不快に思いながらも、脱いだ服を着て外に出た。暑い日差しがこたえる。20分後、徒歩で到着。教室に入ると、多くの生徒が別室だという。別室に入ろうとすると、他の生徒が近づいて来て
 「アルバイトですが、男性のアルバイトはありませんか。」
 「何を言っているんだ。問題が起きたというから来た。その事が優先だろう。」
 別室に入ると、ふんぞり返った生徒が電話をしていた。
離れたところにセンターの責任者が手持無沙汰で立っていた。
 「家族に電話している最中です。」
 と、言ったが構わず生徒の前に座った。
電話を慌てて切って、私に対した。
 「いいですか、どんな理由があろうともこの学習センター内での飲酒は厳禁です。この規則を破ると、会館の借用は無理となります。つまり、全員研修を打ち切りとなって、誰も卒業できなくなります。もし、このまま指示を聞けないとなるのなら、ここを出て下さい。退学となります。」
 「本当に申し訳ありません。済みません。しかし、理由がありそれを聞いてくれますか。」
 「聞きますが、聞いたからと言って規則を曲げる訳に行かない。飲酒を止めるか。貴方はアル中ですか。」
 「アル中じゃありません。実は、この教室全体が俺を差別して阻害している。」
 それから、自分が思っていることなどを一気に吐き出した。
 「それは事実ですか。直接その人に聞いたんですか。」
 「聞いています。」
 「聞いて居るなら、その本人をここに呼んで、はっきりさせるがそれでいいか。」
 「いいですよ、事実をはっきり知って下さい。そこのセンター責任者も聞いている筈です。」
 「先生、本当に聞いていますか。

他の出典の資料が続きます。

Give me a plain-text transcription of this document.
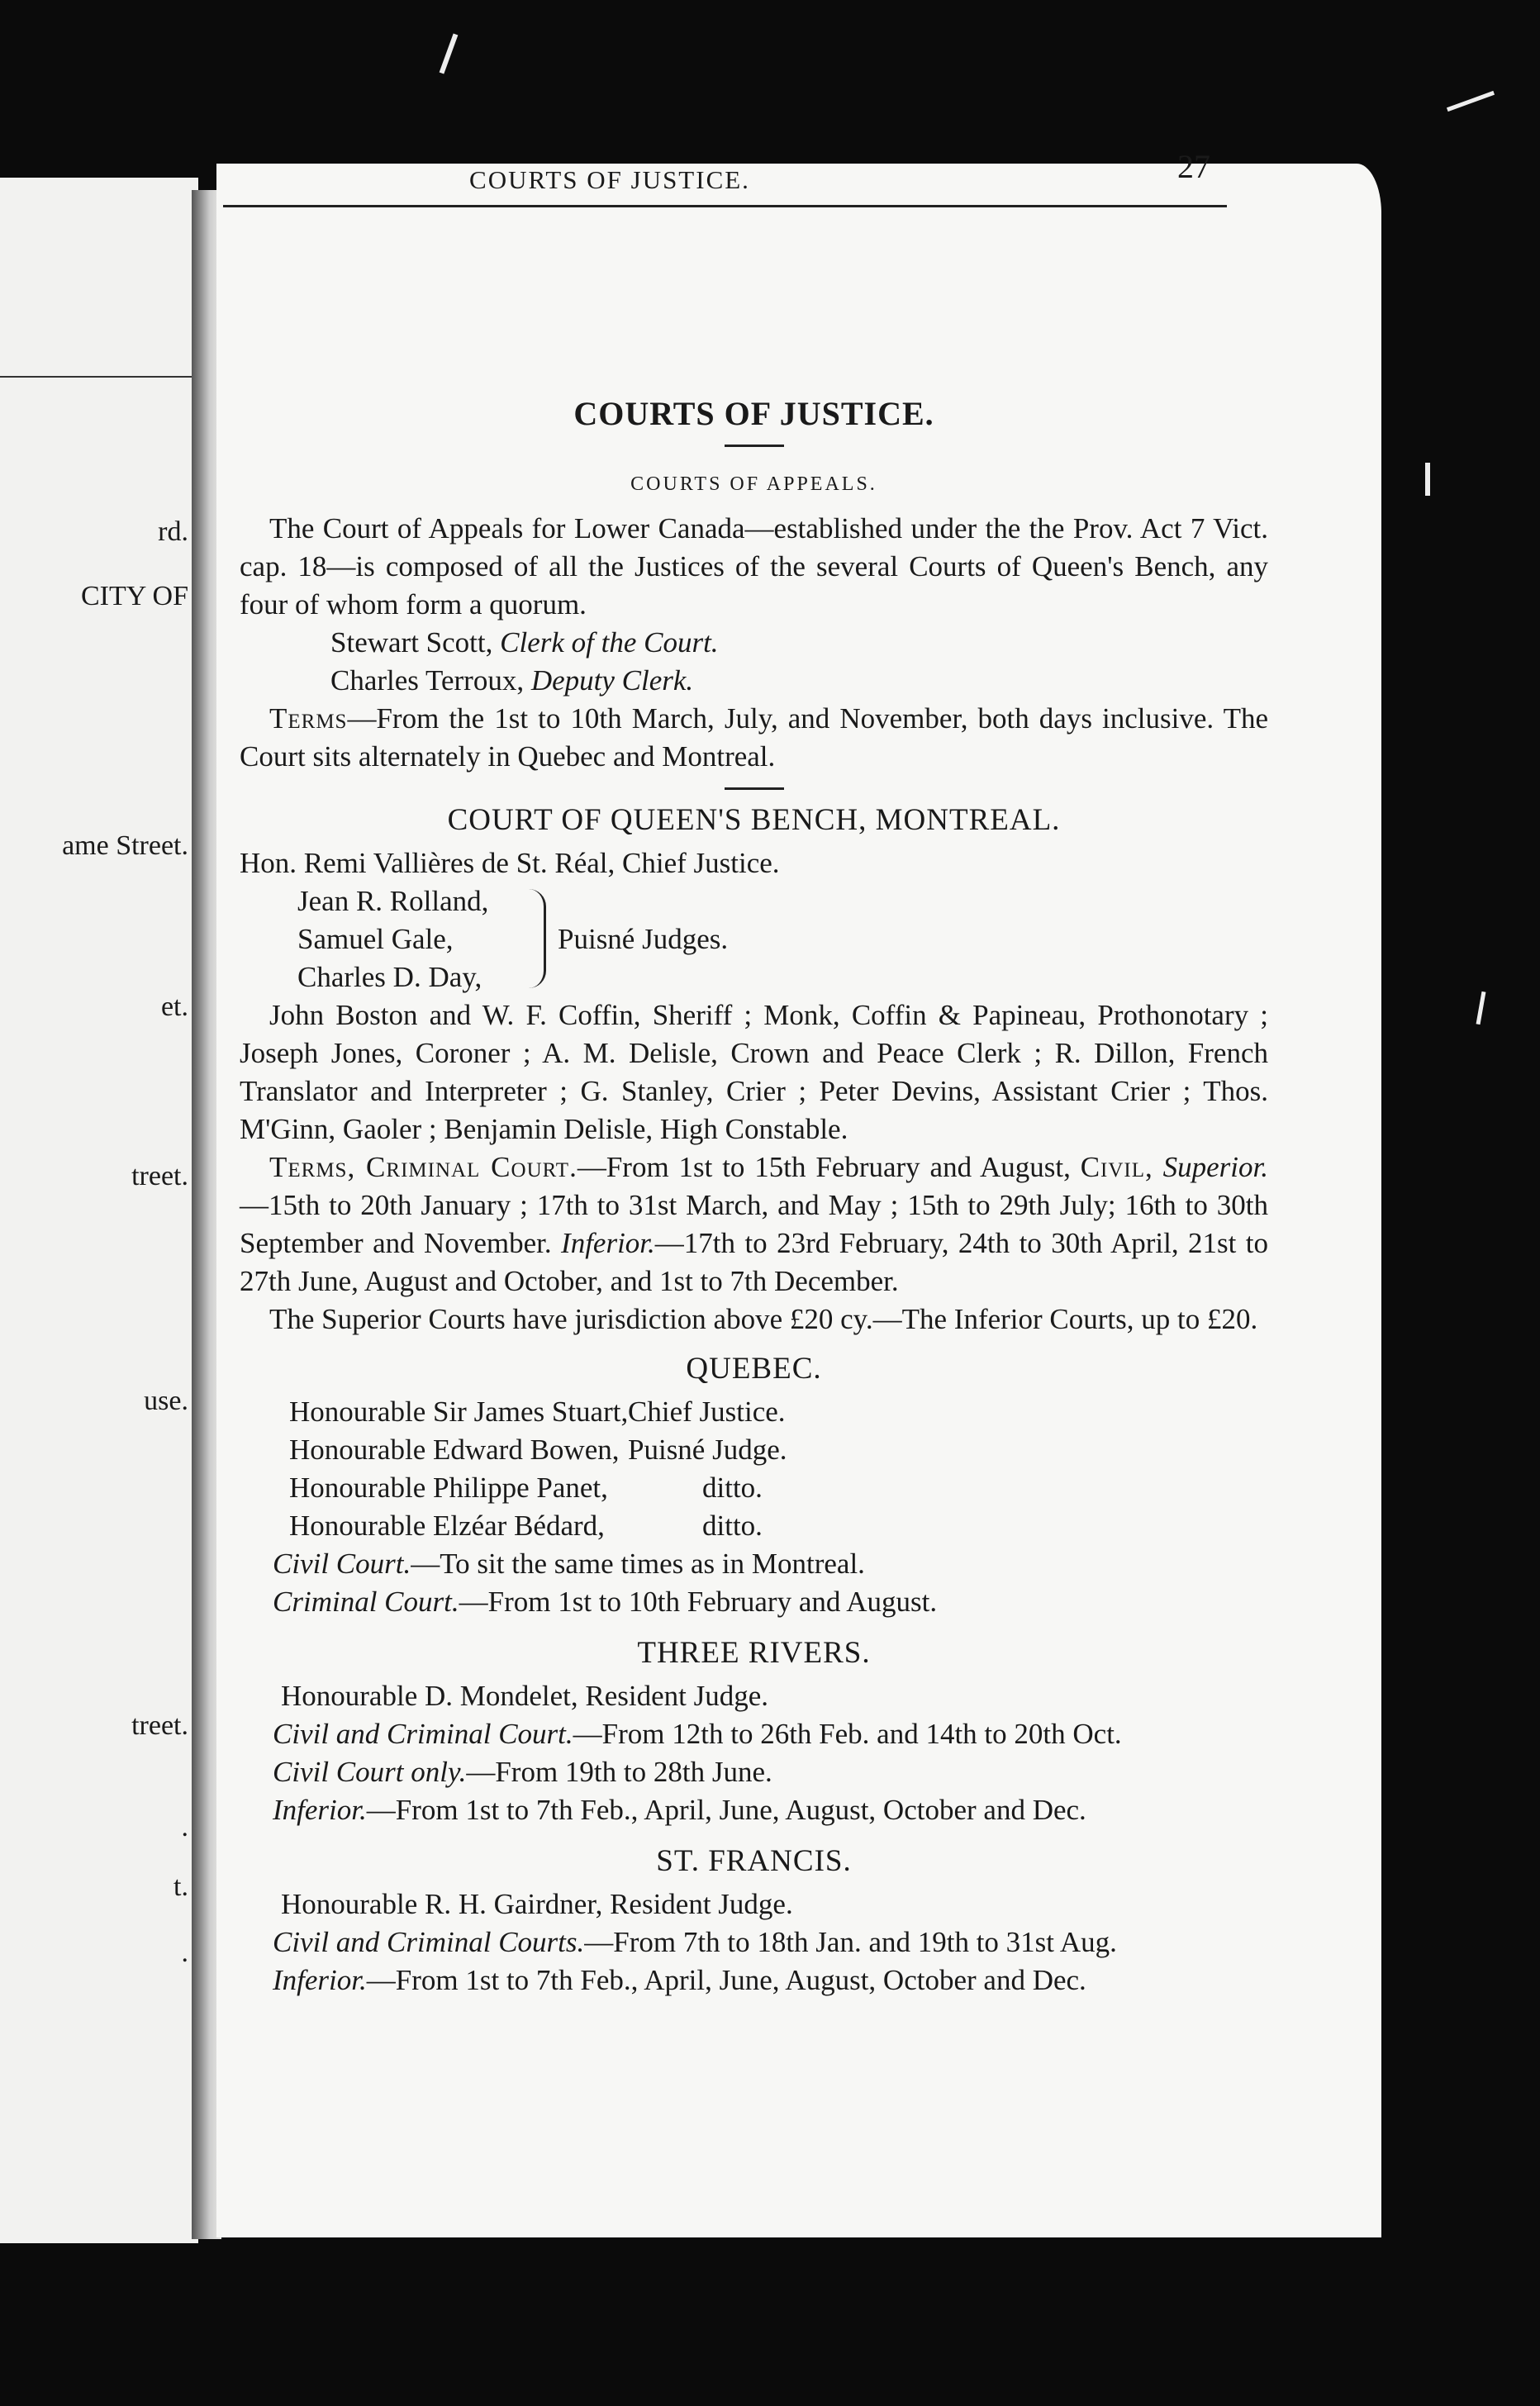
rd.
CITY OF
ame Street.
et.
treet.
use.
treet.
.
t.
.
COURTS OF JUSTICE.	27
COURTS OF JUSTICE.
COURTS OF APPEALS.

The Court of Appeals for Lower Canada—established under the the Prov. Act 7 Vict. cap. 18—is composed of all the Justices of the several Courts of Queen's Bench, any four of whom form a quorum.

Stewart Scott, Clerk of the Court.

Charles Terroux, Deputy Clerk.

Terms—From the 1st to 10th March, July, and November, both days inclusive. The Court sits alternately in Quebec and Montreal.

COURT OF QUEEN'S BENCH, MONTREAL.

Hon. Remi Vallières de St. Réal, Chief Justice.

Jean R. Rolland,
Samuel Gale,
Charles D. Day,
Puisné Judges.

John Boston and W. F. Coffin, Sheriff ; Monk, Coffin & Papineau, Prothonotary ; Joseph Jones, Coroner ; A. M. Delisle, Crown and Peace Clerk ; R. Dillon, French Translator and Interpreter ; G. Stanley, Crier ; Peter Devins, Assistant Crier ; Thos. M'Ginn, Gaoler ; Benjamin Delisle, High Constable.

Terms, Criminal Court.—From 1st to 15th February and August, Civil, Superior.—15th to 20th January ; 17th to 31st March, and May ; 15th to 29th July; 16th to 30th September and November. Inferior.—17th to 23rd February, 24th to 30th April, 21st to 27th June, August and October, and 1st to 7th December.

The Superior Courts have jurisdiction above £20 cy.—The Inferior Courts, up to £20.

QUEBEC.
Honourable Sir James Stuart, Chief Justice.
Honourable Edward Bowen, Puisné Judge.
Honourable Philippe Panet,	ditto.
Honourable Elzéar Bédard,	ditto.

Civil Court.—To sit the same times as in Montreal.

Criminal Court.—From 1st to 10th February and August.

THREE RIVERS.

Honourable D. Mondelet, Resident Judge.

Civil and Criminal Court.—From 12th to 26th Feb. and 14th to 20th Oct.

Civil Court only.—From 19th to 28th June.

Inferior.—From 1st to 7th Feb., April, June, August, October and Dec.

ST. FRANCIS.

Honourable R. H. Gairdner, Resident Judge.

Civil and Criminal Courts.—From 7th to 18th Jan. and 19th to 31st Aug.

Inferior.—From 1st to 7th Feb., April, June, August, October and Dec.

本当の事を言って下さい。」
 「その言葉は聞いていますが、あなたの事ではありません。別の生徒の事です。」 
 嘘言うなとか色んな事を言っていたが、アルコールはそれほど回っている風でも無かった。
突然、自分の置かれている境遇を話しだして、
 「それを何とか前のような家庭を取り戻したいんです。佐藤さんの指導を受けて、地元で自分の資産を使って一からやり直したいんです。その時に、どうしても佐藤さんのように成るにはどうしたらいいのか指導を受けながら、やって行きたいんです。その為に、ここに来たんです。辞める訳にはいかないんです。」 
 暫く、そんな話をして急に土下座をし出した。
 余りの変化に、戸惑っていたが、これほど謝っている人間の気持ちをどうしても一度は受け入れてあげたいと思い、責任者に
 「今回は、それほどアルコールの臭いを出している訳ではないので、教室に戻して授業を続けてもらって良いですか。」
 返事をしなかった。
 「それでは、補講にしますか。今日は帰って貰いますか。」
 不承不承、教室に戻って授業を継続させることにした。
 「今日の不祥事は記録をして、雇用能力開発機構に報告の準備をして下さい。我々が委託を受けているので、我々の上が無い。自己解決をしないと行けない。」
 俺を簡単に呼ぶな、と言いたかったのだ。
 こんな事が続く。1期生も一人の生徒によって、教室が破壊されてしまった。それでも、この生徒といい、結果的に定員に達した第3期の担当者の嘘つきせんと君といい、首の皮が繋がった。私もあやかりたい。